Polish mathematician

Małgorzata Klimek (born 1957) is a Polish mathematical analyst and mathematical physicist known for her research on the fractional calculus and fractional differential equations. She is a professor in the Institute of Mathematics and Dean of the Faculty of Mechanical Engineering and Computer Science at Częstochowa University of Technology in Poland.

==Education and career==
Klimek was born on 16 July 1957, in Bielsko-Biała. She earned a master's degree in mathematics at the Wrocław University of Science and Technology in 1981, and earned a Ph.D. in 1993 through the Institute of Theoretical Physics of the University of Wrocław, supervised by Jerzy Lukierski. She completed her habilitation through the Institute of Theoretical Physics in 2003.

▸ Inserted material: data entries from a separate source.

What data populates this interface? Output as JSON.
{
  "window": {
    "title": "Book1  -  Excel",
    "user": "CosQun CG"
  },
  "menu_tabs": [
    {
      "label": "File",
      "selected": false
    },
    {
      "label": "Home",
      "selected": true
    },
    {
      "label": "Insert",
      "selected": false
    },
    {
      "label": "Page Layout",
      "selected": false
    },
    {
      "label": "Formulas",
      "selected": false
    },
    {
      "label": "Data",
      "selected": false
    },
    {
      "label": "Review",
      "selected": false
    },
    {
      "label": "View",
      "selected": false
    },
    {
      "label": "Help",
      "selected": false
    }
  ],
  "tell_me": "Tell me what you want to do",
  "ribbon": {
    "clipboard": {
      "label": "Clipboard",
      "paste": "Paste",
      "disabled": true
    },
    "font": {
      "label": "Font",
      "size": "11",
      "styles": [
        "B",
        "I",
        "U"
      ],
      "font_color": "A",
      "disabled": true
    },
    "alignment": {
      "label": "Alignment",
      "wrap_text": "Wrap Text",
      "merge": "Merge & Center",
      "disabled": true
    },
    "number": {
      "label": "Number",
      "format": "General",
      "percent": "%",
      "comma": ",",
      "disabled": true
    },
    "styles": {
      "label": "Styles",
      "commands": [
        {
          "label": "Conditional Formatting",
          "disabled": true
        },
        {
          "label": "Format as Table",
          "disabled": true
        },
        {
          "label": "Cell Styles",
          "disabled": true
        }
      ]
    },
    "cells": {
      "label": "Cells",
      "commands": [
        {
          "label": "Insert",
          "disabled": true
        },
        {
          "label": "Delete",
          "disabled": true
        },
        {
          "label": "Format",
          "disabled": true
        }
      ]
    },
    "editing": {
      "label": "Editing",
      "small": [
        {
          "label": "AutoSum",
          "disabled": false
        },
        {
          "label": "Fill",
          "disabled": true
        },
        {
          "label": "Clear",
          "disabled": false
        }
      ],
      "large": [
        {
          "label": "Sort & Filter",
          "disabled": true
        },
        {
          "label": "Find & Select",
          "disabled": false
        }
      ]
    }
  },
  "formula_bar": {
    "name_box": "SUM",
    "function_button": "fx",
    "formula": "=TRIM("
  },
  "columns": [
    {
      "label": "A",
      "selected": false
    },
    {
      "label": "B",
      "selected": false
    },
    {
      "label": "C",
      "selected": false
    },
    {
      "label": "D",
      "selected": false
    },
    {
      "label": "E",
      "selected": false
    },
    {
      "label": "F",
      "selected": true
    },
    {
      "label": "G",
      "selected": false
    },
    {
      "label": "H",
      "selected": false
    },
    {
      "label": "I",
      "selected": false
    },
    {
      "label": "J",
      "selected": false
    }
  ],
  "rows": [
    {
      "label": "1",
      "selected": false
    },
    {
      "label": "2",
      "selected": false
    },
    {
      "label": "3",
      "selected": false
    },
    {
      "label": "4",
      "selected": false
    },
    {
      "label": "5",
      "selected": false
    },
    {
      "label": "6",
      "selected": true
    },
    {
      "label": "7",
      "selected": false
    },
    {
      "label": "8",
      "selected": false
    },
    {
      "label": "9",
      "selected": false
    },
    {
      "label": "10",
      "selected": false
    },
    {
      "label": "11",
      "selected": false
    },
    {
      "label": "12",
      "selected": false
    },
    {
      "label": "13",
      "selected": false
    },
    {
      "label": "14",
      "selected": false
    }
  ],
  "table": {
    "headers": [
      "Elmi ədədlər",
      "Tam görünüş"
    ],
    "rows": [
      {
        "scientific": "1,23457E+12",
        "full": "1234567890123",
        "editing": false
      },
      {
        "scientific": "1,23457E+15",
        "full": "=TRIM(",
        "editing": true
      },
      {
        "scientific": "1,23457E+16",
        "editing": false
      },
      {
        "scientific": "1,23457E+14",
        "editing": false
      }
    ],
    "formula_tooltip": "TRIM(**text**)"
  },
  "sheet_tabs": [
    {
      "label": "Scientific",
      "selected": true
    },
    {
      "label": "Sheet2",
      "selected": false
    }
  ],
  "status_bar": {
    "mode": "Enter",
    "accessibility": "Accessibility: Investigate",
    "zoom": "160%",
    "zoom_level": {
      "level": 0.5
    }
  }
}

Klimek joined the staff of the Częstochowa University of Technology in 1985. She was named a full professor in 2015, and is Dean of the Faculty of Mechanical Engineering and Computer Science. She was president of the Częstochowa Branch of the Polish Mathematical Society for 2011–2013.

As well as many journal publications, she is the author of a research monograph on fractional differential equations, and two textbooks.

==Recognition==
Klimek has been given multiple awards by the rector of the Częstochowa University of Technology for her research and organizational accomplishments. In 2010 she was given the medal of the Commission of National Education.